Quando a brancura é usada para decretar violência No entanto, tanto quanto a brancura permite o poder, também alimenta a ansiedade. Como a categoria é ao mesmo tempo mal definida, mas também confere grande poder, as pessoas que se encontram nessa categoria têm constantemente se esforçado para protegê-la. Historicamente, e ainda hoje, na mente de muitos daqueles que mais se beneficiam dela, a brancura deve ser mantida "pura".
Assim, as autoridades coloniais do Império Britânico tratavam os colonos brancos como cidadãos com direitos, mas os indígenas e os escravizados como ameaças a serem reprimidas e controladas.
Durante séculos, universidades e escolas em toda a Europa formalizaram a noção de supremacia branca por meio da produção e disseminação de conhecimento. O botânico sueco Carl Linnaeus ensinou que todo ser vivo pode ser categorizado e classificado em tipos. O naturalista alemão Johann Friedrich Blumenbach afirmou que os seres humanos foram divididos em cinco raças "científicas" com base na forma do crânio com o crânio "caucasiano" descrito como "o mais bonito e atraente".
Na Índia, no auge do racismo científico, os cientistas coloniais argumentavam que etnia e casta eram atributos físicos, atribuindo status hierárquico e privilegiando a proximidade com a branquitude. E à medida que o racismo científico se tornou dominante, a branquitude foi naturalizada e enquadrada como "senso comum" por gerações de estudantes.
Ainda mais sinistros eram os programas políticos e sociais que a branquitude justificava:eugenia, esterilização forçada e genocídio. No século 20, as ciências humanas e sociais também foram agentes da supremacia branca. A sociologia procurou explicar a modernidade universalizando as experiências das sociedades europeias e norte-americanas, ao mesmo tempo que retratava as sociedades africanas e asiáticas como "primitivas" ou as escrevia fora da história.

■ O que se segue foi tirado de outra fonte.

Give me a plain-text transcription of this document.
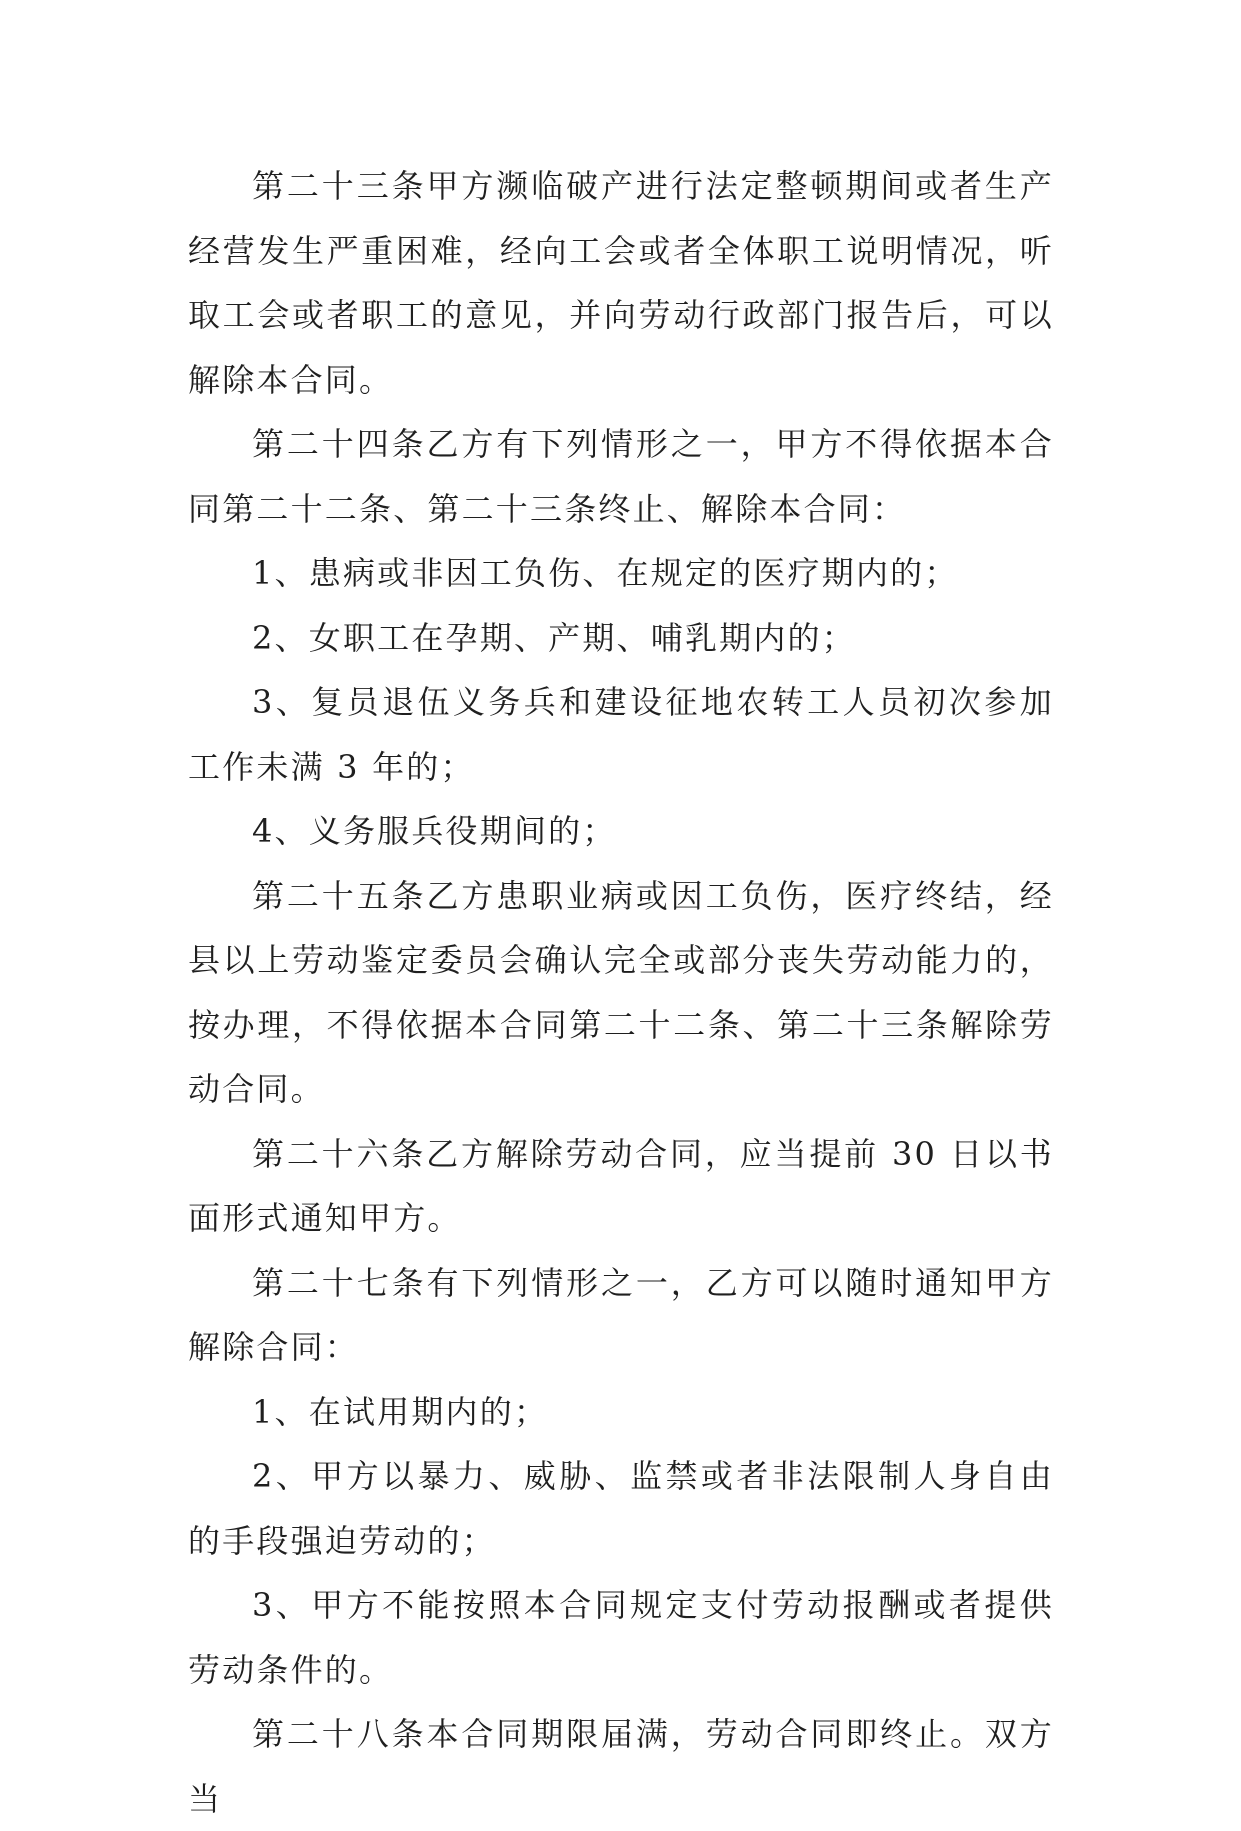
第二十三条甲方濒临破产进行法定整顿期间或者生产经营发生严重困难，经向工会或者全体职工说明情况，听取工会或者职工的意见，并向劳动行政部门报告后，可以解除本合同。

第二十四条乙方有下列情形之一，甲方不得依据本合同第二十二条、第二十三条终止、解除本合同：

1、患病或非因工负伤、在规定的医疗期内的；

2、女职工在孕期、产期、哺乳期内的；

3、复员退伍义务兵和建设征地农转工人员初次参加工作未满 3 年的；

4、义务服兵役期间的；

第二十五条乙方患职业病或因工负伤，医疗终结，经县以上劳动鉴定委员会确认完全或部分丧失劳动能力的，按办理，不得依据本合同第二十二条、第二十三条解除劳动合同。

第二十六条乙方解除劳动合同，应当提前 30 日以书面形式通知甲方。

第二十七条有下列情形之一，乙方可以随时通知甲方解除合同：

1、在试用期内的；

2、甲方以暴力、威胁、监禁或者非法限制人身自由的手段强迫劳动的；

3、甲方不能按照本合同规定支付劳动报酬或者提供劳动条件的。

第二十八条本合同期限届满，劳动合同即终止。双方当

Este último ponto é crucial. Pessoas brancas e instituições brancas há muito centram suas experiências, imaginando-as como universais. A universalização de suas experiências, por sua vez, permitiu que os brancos falassem de si mesmos como indivíduos, não marcados por raça e racismo.

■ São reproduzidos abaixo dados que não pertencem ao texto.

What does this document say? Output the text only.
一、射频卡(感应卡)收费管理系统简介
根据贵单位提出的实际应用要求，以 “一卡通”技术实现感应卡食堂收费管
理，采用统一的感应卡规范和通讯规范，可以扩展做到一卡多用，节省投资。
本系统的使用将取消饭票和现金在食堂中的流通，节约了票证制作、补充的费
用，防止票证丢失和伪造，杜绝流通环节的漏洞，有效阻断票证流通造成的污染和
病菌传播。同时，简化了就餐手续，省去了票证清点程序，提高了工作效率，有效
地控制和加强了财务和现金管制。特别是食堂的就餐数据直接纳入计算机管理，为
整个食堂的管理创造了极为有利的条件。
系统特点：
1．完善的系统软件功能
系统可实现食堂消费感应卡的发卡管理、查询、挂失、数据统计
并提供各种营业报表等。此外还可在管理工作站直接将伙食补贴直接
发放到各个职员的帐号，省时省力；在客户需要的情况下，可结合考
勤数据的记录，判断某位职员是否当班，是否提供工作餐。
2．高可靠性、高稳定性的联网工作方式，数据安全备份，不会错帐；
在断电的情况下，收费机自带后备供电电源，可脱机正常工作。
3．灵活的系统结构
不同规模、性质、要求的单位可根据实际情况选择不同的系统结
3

Isso contrasta com a maneira pela qual as pessoas não brancas e negras são coletivamente diferentes e racializadas. E continua a ter consequências diárias tangíveis e muitas vezes terríveis.
Universidades e escolas impõem currículos centrados em brancos e políticas uniformes que discriminam alunos negros. Os oficiais superpoliciam as comunidades negras em nome da lei e da ordem. As autoridades adulteram as crianças negras, o que as leva a serem tratadas como criminosas.
Em cada caso, a branquitude encena a violência sem ser falada. Ao relembrar a história da brancura, no entanto, podemos começar a abordar os legados do império e da escravidão.
+ Explorar mais A branquitude está no cerne do racismo na Grã-Bretanha, então por que é retratada como um problema negro?
Este artigo é republicado de The Conversation sob uma licença Creative Commons. Leia o artigo original.